Klaus is starting to develop a plant tank, if he doesn't hurry.
:lol:


----------



## Bombalurina (Oct 10, 2011)

That's gorgeous!


----------



## MiyuMikaelson (Feb 4, 2013)

Bombalurina said:


> That's gorgeous!


Thanks! I actually looped the jungle vine so that he could swim through it if he so desired... I hope he gets here soon, or he might have much less room to swim than predicted.
:lol:


----------



## Bombalurina (Oct 10, 2011)

Yeah...the fish in my 16 gallon don't have any room at all.  Plants are addictive...and then they grow!


----------



## MiyuMikaelson (Feb 4, 2013)

Bombalurina said:


> Yeah...the fish in my 16 gallon don't have any room at all.  Plants are addictive...and then they grow!


:lol:

I'll probably convince my husband that I need to expand and have another aquarium when they start growing.
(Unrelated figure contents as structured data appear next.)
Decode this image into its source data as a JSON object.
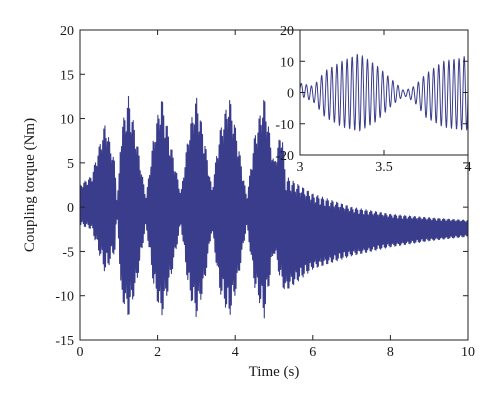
{
  "chart_data": [
    {
      "type": "line",
      "panel": "main",
      "title": "",
      "xlabel": "Time (s)",
      "ylabel": "Coupling torque (Nm)",
      "xlim": [
        0,
        10
      ],
      "ylim": [
        -15,
        20
      ],
      "xticks": [
        "0",
        "2",
        "4",
        "6",
        "8",
        "10"
      ],
      "yticks": [
        "-15",
        "-10",
        "-5",
        "0",
        "5",
        "10",
        "15",
        "20"
      ],
      "grid": false,
      "legend": "none",
      "series": [
        {
          "color": "#3a3c8c",
          "style": "dense oscillation",
          "envelope": {
            "t": [
              0.0,
              0.3,
              0.65,
              0.9,
              0.95,
              1.0,
              1.05,
              1.25,
              1.45,
              1.7,
              1.9,
              2.1,
              2.3,
              2.6,
              2.8,
              3.0,
              3.2,
              3.4,
              3.6,
              3.85,
              4.05,
              4.3,
              4.5,
              4.75,
              5.0,
              5.2,
              5.3,
              6.0,
              7.0,
              8.0,
              9.0,
              10.0
            ],
            "upper": [
              2.5,
              3.5,
              9.5,
              5.0,
              0.5,
              3.0,
              8.5,
              12.5,
              8.0,
              1.0,
              8.0,
              12.5,
              8.0,
              1.5,
              8.5,
              12.5,
              8.0,
              2.0,
              8.5,
              12.5,
              8.0,
              1.0,
              8.0,
              12.5,
              5.0,
              9.0,
              3.5,
              1.5,
              0.0,
              -0.8,
              -1.2,
              -1.5
            ],
            "lower": [
              -2.0,
              -2.5,
              -7.5,
              -5.0,
              -0.5,
              -4.0,
              -10.0,
              -12.5,
              -9.0,
              -2.0,
              -9.0,
              -12.5,
              -9.0,
              -2.0,
              -9.5,
              -12.5,
              -9.0,
              -2.5,
              -9.5,
              -12.5,
              -9.0,
              -2.0,
              -9.0,
              -12.5,
              -5.0,
              -9.0,
              -9.5,
              -7.0,
              -5.5,
              -4.5,
              -3.8,
              -3.3
            ]
          }
        }
      ]
    },
    {
      "type": "line",
      "panel": "inset",
      "title": "",
      "xlabel": "",
      "ylabel": "",
      "xlim": [
        3,
        4
      ],
      "ylim": [
        -20,
        20
      ],
      "xticks": [
        "3",
        "3.5",
        "4"
      ],
      "yticks": [
        "-20",
        "-10",
        "0",
        "10",
        "20"
      ],
      "grid": false,
      "legend": "none",
      "series": [
        {
          "color": "#3a3c8c",
          "style": "oscillation",
          "envelope": {
            "t": [
              3.0,
              3.08,
              3.15,
              3.25,
              3.35,
              3.45,
              3.55,
              3.62,
              3.68,
              3.75,
              3.85,
              3.95,
              4.0
            ],
            "upper": [
              3.0,
              2.0,
              7.0,
              10.0,
              12.5,
              9.0,
              4.0,
              0.5,
              2.0,
              6.0,
              10.0,
              11.0,
              12.0
            ],
            "lower": [
              -1.0,
              -3.0,
              -8.0,
              -11.0,
              -12.5,
              -9.5,
              -4.0,
              -1.0,
              -3.0,
              -8.0,
              -11.0,
              -12.0,
              -12.0
            ]
          }
        }
      ]
    }
  ]
}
And that means I can have another Betta.
;D


----------



## Aluka (Dec 25, 2012)

plants and bettas are just so addicting =<

I started with 1 betta, now i have 10 =D lol


----------



## Kbud (Jan 28, 2013)

Beautiful! He'll love his tank!


----------



## MiyuMikaelson (Feb 4, 2013)

Aluka said:


> plants and bettas are just so addicting =<
> 
> I started with 1 betta, now i have 10 =D lol


I'm starting with one Betta; we'll see how it goes!
:lol:


----------



## MiyuMikaelson (Feb 4, 2013)

Kbud said:


> Beautiful! He'll love his tank!


Thank you! I really hope so!


----------



## Aluka (Dec 25, 2012)

hahaha, i am telling you within 6 months u will have more than 1 betta


----------



## Kbud (Jan 28, 2013)

Tell us when he arrives! I'd love to see pics!


----------



## MiyuMikaelson (Feb 4, 2013)

Kbud said:


> Tell us when he arrives! I'd love to see pics!


You guy's will be having a picture overload! He'll be here arouuuund the 16th-18th.
:lol:


----------



## dramaqueen (Jul 7, 2008)

I used to have 12 and now I'm down to 8.


----------



## Kbud (Jan 28, 2013)

Wait, plants or fish?


----------